Well, it serves me right for writing a logic post so quickly before going to bed; somehow I managed to write the exact opposite of what I intended, and kept writing it, and didn't catch it until I realized, of a sudden in re-reading, that if we kept translating as I was translating we'd get a very weird propositional logic. So some corrections to my previous post:
(1) It's contradiction, not contrariety, that gives the simpler and more elegant proof in each case.
(2) The real First Equivalence proof is:
(1) ~ (p v q)
(2) It is not the case that ~pE~q
(3) ~pI~q
(4) (~p & ~q)
(3) The real Second Equivalence proof is:
(1) ~ (p & q)
(2) It is not the case that pIq
(3) pEq
(4) (~p v ~q)
(4) The contrariety-based proofs are to be changed on the same principles.
So that's how it really works. Assuming I haven't made a similar mistake!
For some reason when I was writing the post, I kept mistranslating the conjunctions as implications. It took me embarrassingly long to figure out what I was doing wrong, too. It was like one of those math problems where you know exactly how to solve it, but keep getting a wacky answer because you keep making a simple addition mistake in the beginning.
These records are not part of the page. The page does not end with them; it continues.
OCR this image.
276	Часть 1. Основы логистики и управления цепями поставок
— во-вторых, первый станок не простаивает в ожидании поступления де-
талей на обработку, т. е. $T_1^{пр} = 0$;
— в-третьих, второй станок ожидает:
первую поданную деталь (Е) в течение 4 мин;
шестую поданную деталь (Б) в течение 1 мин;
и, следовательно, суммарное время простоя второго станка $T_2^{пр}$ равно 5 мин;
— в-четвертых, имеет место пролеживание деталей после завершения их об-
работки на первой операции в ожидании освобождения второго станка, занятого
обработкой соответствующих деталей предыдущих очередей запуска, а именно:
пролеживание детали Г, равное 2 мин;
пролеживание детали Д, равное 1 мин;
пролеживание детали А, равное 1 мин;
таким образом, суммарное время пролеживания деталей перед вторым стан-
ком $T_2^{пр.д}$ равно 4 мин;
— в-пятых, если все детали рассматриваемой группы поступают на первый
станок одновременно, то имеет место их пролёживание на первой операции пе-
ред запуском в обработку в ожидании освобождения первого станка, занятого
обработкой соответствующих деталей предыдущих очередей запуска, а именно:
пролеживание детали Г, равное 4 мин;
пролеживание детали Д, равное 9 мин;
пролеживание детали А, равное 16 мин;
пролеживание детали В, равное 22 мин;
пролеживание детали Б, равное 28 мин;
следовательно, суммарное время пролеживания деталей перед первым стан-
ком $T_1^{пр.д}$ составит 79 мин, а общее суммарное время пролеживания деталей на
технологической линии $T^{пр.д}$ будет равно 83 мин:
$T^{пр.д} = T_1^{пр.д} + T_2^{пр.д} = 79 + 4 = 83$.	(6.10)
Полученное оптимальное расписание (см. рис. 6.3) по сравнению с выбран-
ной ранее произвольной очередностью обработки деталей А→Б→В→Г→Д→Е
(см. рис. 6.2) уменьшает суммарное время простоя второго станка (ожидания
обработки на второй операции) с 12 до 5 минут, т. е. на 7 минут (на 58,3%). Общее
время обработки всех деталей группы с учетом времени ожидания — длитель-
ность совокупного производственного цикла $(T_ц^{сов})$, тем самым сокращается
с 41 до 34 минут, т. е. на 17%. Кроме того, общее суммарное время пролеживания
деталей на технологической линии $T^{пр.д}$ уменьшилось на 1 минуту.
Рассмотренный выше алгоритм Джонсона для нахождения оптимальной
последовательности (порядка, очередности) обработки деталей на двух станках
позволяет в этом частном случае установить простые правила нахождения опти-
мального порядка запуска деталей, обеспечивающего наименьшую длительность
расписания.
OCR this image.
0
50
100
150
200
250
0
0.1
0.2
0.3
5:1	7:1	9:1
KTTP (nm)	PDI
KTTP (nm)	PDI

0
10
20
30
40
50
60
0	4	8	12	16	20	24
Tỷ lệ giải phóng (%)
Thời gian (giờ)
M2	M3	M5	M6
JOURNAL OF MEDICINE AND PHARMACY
In any case, the problem wasn't that we didn't get a result in propositional logic, but that we got a result from the wrong propositional logic. I was aiming to prove a result for a standard propositional logic and proved a result for a nonstandard one. It's an interesting nonstandard logic, though; in it all implications are equivalent to conjunctions, so from (p → q) you can directly conclude p. An interesting question: what additional assumptions do you have to make to treat this nonstandard logic as truth-functionally legitimate? The Welton diagram for implication in the standard case is:
| | X | | |
while for conjunction it is the much, much stronger:
| | X | X | X |
To move from the weaker to the stronger, the universe would have to be explicitly set up so that a false consequent is never admissible: we can never make something a consequent unless we have supposed it to be true. (Which makes simple sense: a logic in which implications are equivalent to conjunctions is a logic in which every implication acts like a modus ponens.) Or, to put it in terms of truth tables, to treat implications like conjunctions you need a context where you can ignore the truth-functional differences between the two -- and the differences occur when q is false.